Fear The Walking Dead: Easter Eggs and Analysis on "Pilot"

It's the first episode of Fear The Walking Dead, and while that gives us a lot less to work with [...]

It's the first episode of Fear The Walking Dead, and while that gives us a lot less to work with than we would ordinarily get from stories set in the rich universe of The Walking Dead (or other comic book shows, for that matter), this one also tried to have something more to say than most single episodes of the parent show.

So while we might have have as many traditional Easter eggs, we do get a fair amount of narrative

So...what did we see? What did we miss? Read on...

Gloria

This is almost certainly not an Easter egg, but it amuses me to include it. The first infected we see on the show is Gloria, whose name is called out several times before she manifests.

What's special about that? Well, series star Kim Dickens played Gloria Sullivan in Zero Effect, a film I've seen probably about 150 times, since it was one of the only VHS tapes I had with me when I went to college. It's one of my favorite films and I have a signed photo of a still from the movie on my office wall.

So I'm counting it.

Drugs and zombies

See also: iZombie.

In the pilot, there's a definite vibe (I didn't get it, but I talked to people at Comic-Con who did) that there might be a connection between the drugs being done and the zombism. Ultimately, we know that won't matter since The Walking Dead won't give away the source of its outbreak.

House phone

Nobody calls your house phone anymore unless it's an emergency.

This is one of those tropes I've seen played out in fiction, both played straight (as here, or procedural dramas) or for laughs (I think Cougar Town did it). The way Dickens and Cliff Curtis stare at that phone, it seems like the only time anyone ever rings it is when there's bad news about her drug-addicted son.

Hospital stay

Just like Rick, one of our heroes gets a hospital stay in the pilot -- and encounters the earliest stages of the outbreak while there. Luckily for all involved, this hospital stay doesn't last as long.

"Another victim"

Victim of...what?

It seems that very early on, we have certain people withholding information from others. Medical and law enforcement staff refer to repeat cases and additional victims as though there's something larger going on, and yet when the first walker of the episode gets out into the open and is shot down by police, it's treated as a freak incident nobody can understand.

Elizabeth Rodriguez, who plays Liza, said at Comic-Con that her character is a med student and thus becomes privy to information earlier than many of the others. Seems they're planting some of that early.

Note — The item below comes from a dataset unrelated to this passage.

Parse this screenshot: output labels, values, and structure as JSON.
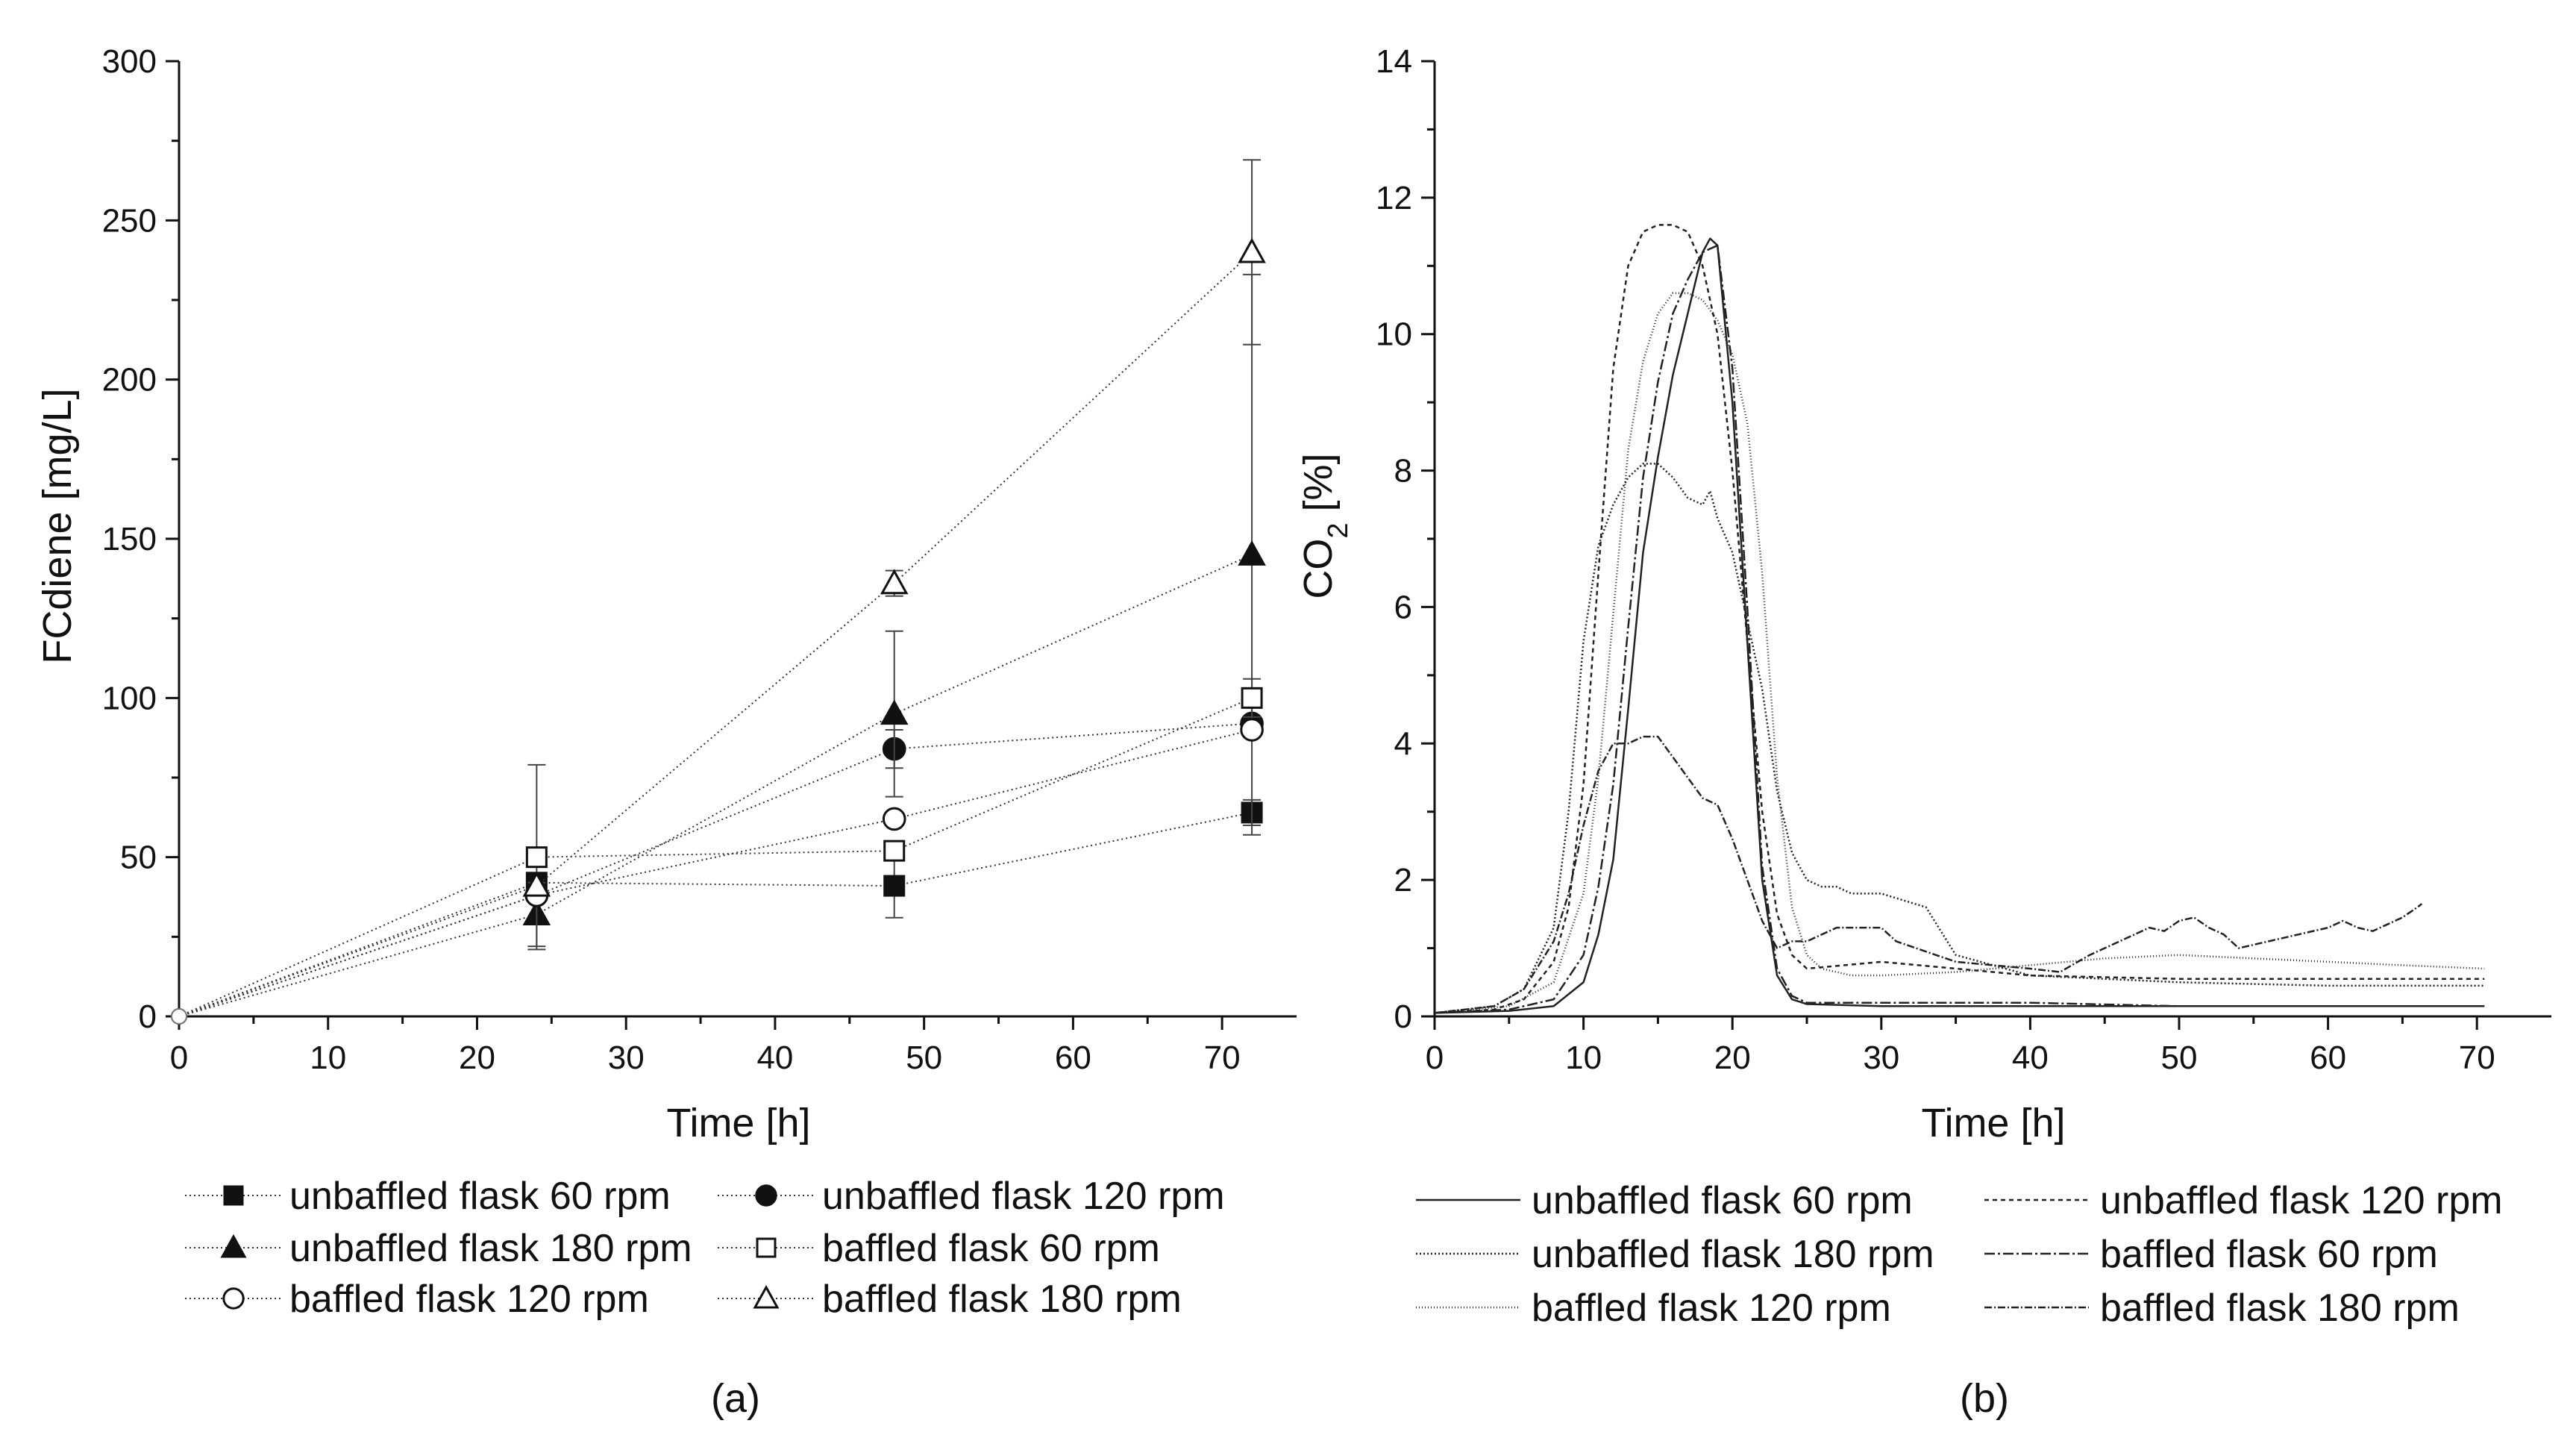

Of course, all of that is kind of unrelated to the actual line about "another victim," which comes from the oblivious school principal. It's not the last time they'll use him to tease the audience a little.

Checkhov's knife

Who wants to bet THAT will come in handy later?!

If the student whose knife was taken away doens't show up as a walker, or try to steal it back, or if the knife doesn't turn out to save somebody's life in a big way later, that was a wasted scene.

My money's on that poor kid is doomed.

The Man of Steel

There's a pretty overt reference to John Byrne's The Man of Steel #1 hidden in that mural at the high school.

Four walls and a roof

Houses of worship don't fare too well in the world of The Walking Dead.

This place helps them to preserve The Walking Dead's aesthetic, though. Dingy, violent, generally awful. It's a change of pace from most of LA, which still holds together pretty well at least so far.

School Subtext Theatre

Having a working educational facility in this pilot alters the story in a key way from the original: we can have a lot of intellectualizing about society. Man vs. nature, chaos theory, etc.

Stealing from the dead

The old guy won't need these clothes...heh?

A different world

...Not a lot of pickup trucks in The Walking Dead. Not exactly a hugely practical vehicle.

"This is the new real"

… "Killshot, bitch."

As juvenile as that kind of comes off, yeah...that IS the new real, which the audience knows and the characters either don't, or only really think they do.

Spoilers, woohoo!

Now we know why they removed those images released very early on. One of the very first images they released from the series was the family standing over the body of a walker -- who plays a major, spoilery role in the pilot's plot!

Some additions from Reddit:

There was the 28 Days Later scene in the church at the beginning, then the motorcyclist who almost clipped Cliff Curtis' character like the motorcycle cop from World War Z. Also, that restaurant towards the end is the one from Pulp Fiction.